Step one was to get the idea that I'm not going to grease this thing onto the runway like I do the Mooney I usually fly. Another stellar CFIs working with me on this project, Martin, explained it well. When executing a 3-point landing in a taildragger, the goal is to put the airplane into a full stall just before the wheels touch the runway. As Martin explained, you want a nice plop! onto the runway. Given human precision, the realistic goal is to get the full stall within about 6-9" above the runway—lower is better, ideally to that "just before" the wheels touch (i.e., ¼" above). Even a "great" 3-point landing in a taildragger isn't going to be a greaser.

Step two was to transfer my sight picture of the airplane sitting on the ground—in the 3-point attitude—into the air. (They're identical—except that the world is moving quickly in one case, sitting still in the other.)

Step three was to just fly. Do some airwork. Get comfortable in the airplane, get to where I, more or less effortlessly, get the airplane to do what I want it to do. Coordinated steep turns, coordinated power-on stalls, aileron-rudder exercises, slips: just spend some time flying, a few thousand feet above the ground.

Step four was to fly a low approach, with the wheels 6-12" off the runway. No fair landing this time: just a low approach. Sliiide to the left, sliiide to the right (no criss-cross!), get used to maneuvering the airplane and putting it where I want.

Step five was to go to an airport with a longer runway. Palo Alto's not exactly a short field for a Citabria, but let's take advantage of more pavement to give me more time to let things settle.
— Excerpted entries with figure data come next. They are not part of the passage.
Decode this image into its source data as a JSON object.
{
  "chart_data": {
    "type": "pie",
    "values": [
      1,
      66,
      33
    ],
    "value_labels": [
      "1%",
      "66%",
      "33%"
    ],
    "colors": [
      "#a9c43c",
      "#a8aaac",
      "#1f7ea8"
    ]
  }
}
Half Moon Bay has more than 4200 feet available for landing, compared with Palo Alto with less than 2500. Overfly the field, enter the right downwind 30 on the 45, turn base, turn final, calm winds so no sideslip needed, keep it aligned, flare, let it settle, stick back, hold it, stick back hold-it-do not push forward-hold-it back back and down! Now, dance on the rudder pedals to keep the airplane tracking straight, quick short jabs each way, gentle on the brakes.

Phew!

Several more landings, landings that happened about as I expected they would. No real surprises.

Maybe I'll actually get the hang of this!

(Picture above and right of Half Moon Bay Airport from AirNav, taken by David Newcomer.)